Retraits bancaires et courrier sous plusieurs identités

Toujours selon les éléments avancés par la poursuite, des images de vidéosurveillance montreraient Omar Ndiaye effectuant des retraits d’argent à l’aide de cartes bancaires établies au nom de plusieurs autres personnes.

Des policiers l’auraient également observé en train de récupérer du courrier dans différentes boîtes postales à une adresse qui ne correspondait pas à son domicile déclaré.

Son ancien propriétaire aurait, de son côté, découvert plus de 140 lettres provenant notamment du ministère québécois, du gouvernement fédéral et d’une institution bancaire, toutes adressées à différentes personnes.

Pour le ministère public, cette utilisation présumée de plusieurs identités soulève également un risque de fuite.

Un passeport congolais découvert lors de son arrestation

Lors de l’interpellation du Sénégalais, les enquêteurs auraient également découvert un passeport de la République démocratique du Congo, établi sous une autre identité mais comportant, selon l’accusation, la photographie d’Omar Ndiaye.

La poursuite s’est appuyée sur cet élément pour s’opposer à sa remise en liberté.

Omar Ndiaye, qui ne disposerait actuellement d’aucun statut légal au Canada, aurait déclaré travailler sans autorisation comme plongeur dans un restaurant de Montréal.

Il aurait auparavant vécu en Espagne entre 2005 et 2023.

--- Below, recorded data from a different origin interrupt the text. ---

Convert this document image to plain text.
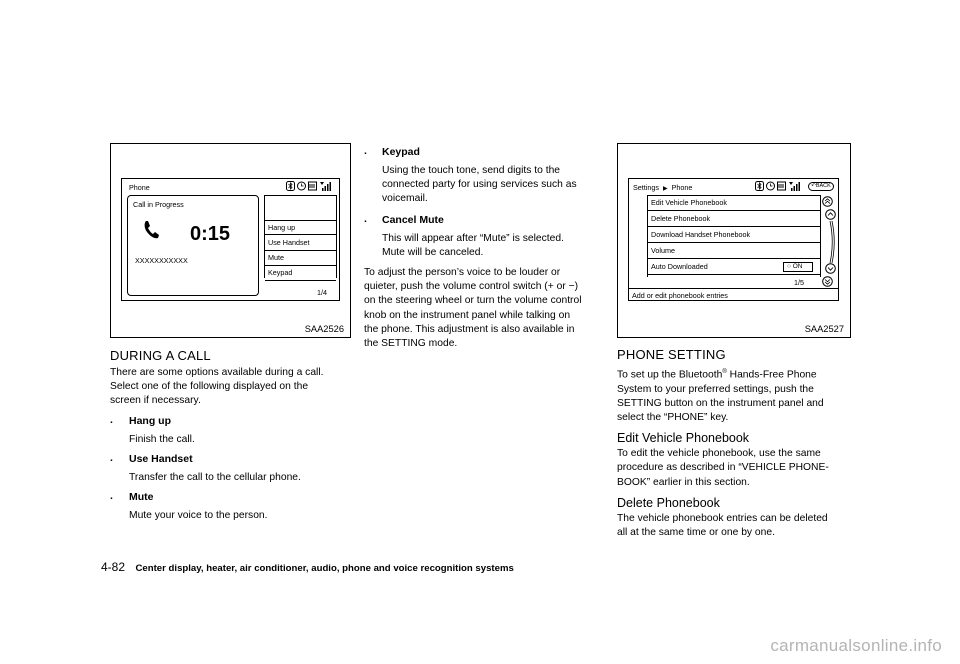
Phone
Call in Progress
0:15
XXXXXXXXXXX
Hang up
Use Handset
Mute
Keypad
1/4
SAA2526
Settings ▶ Phone	↶BACK
Edit Vehicle Phonebook
Delete Phonebook
Download Handset Phonebook
Volume
Auto Downloaded	○ ON
1/5
Add or edit phonebook entries
SAA2527
DURING A CALL
There are some options available during a call.
Select one of the following displayed on the
screen if necessary.
. Hang up
Finish the call.
. Use Handset
Transfer the call to the cellular phone.
. Mute
Mute your voice to the person.
. Keypad
Using the touch tone, send digits to the
connected party for using services such as
voicemail.
. Cancel Mute
This will appear after “Mute” is selected.
Mute will be canceled.
To adjust the person’s voice to be louder or
quieter, push the volume control switch (+ or −)
on the steering wheel or turn the volume control
knob on the instrument panel while talking on
the phone. This adjustment is also available in
the SETTING mode.
PHONE SETTING
To set up the Bluetooth® Hands-Free Phone
System to your preferred settings, push the
SETTING button on the instrument panel and
select the “PHONE” key.
Edit Vehicle Phonebook
To edit the vehicle phonebook, use the same
procedure as described in “VEHICLE PHONE-
BOOK” earlier in this section.
Delete Phonebook
The vehicle phonebook entries can be deleted
all at the same time or one by one.
4-82 Center display, heater, air conditioner, audio, phone and voice recognition systems
carmanualsonline.info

« Vivre au Canada est un rêve »

Lors de son témoignage en vue d’obtenir une remise en liberté, Omar Ndiaye aurait déclaré que vivre au Canada représentait pour lui un rêve et qu’il n’avait aucune intention de prendre la fuite.

La juge n’a toutefois pas été convaincue par les garanties présentées, estimant notamment que son lieu de résidence au Canada demeurait difficile à établir.

Une somme de 4 000 dollars avait notamment été proposée comme garantie. Le tribunal a considéré que ce montant ne suffisait pas à assurer sa présence devant la justice et le respect d’éventuelles conditions de libération.

Selon la poursuite, s’il devait être reconnu coupable des infractions qui lui sont reprochées, Omar Ndiaye pourrait faire face à une peine de plusieurs années d’emprisonnement.

La défense évoque la possibilité d’une usurpation d’identité

L’affaire comporte cependant une autre version des faits.

La défense soutient que les éléments de preuve disponibles permettraient d’envisager l’implication d’un autre suspect dans les 55 demandes frauduleuses.

Selon cette hypothèse, Omar Ndiaye pourrait lui-même avoir été victime d’une usurpation d’identité dans le cadre de certaines démarches.

Cette thèse devra être examinée au cours des prochaines étapes judiciaires.

Omar Ndiaye doit revenir devant la justice au mois d’octobre 2026 pour la poursuite de la procédure. À ce stade, il demeure présumé innocent tant qu’un tribunal ne l’a pas déclaré coupable.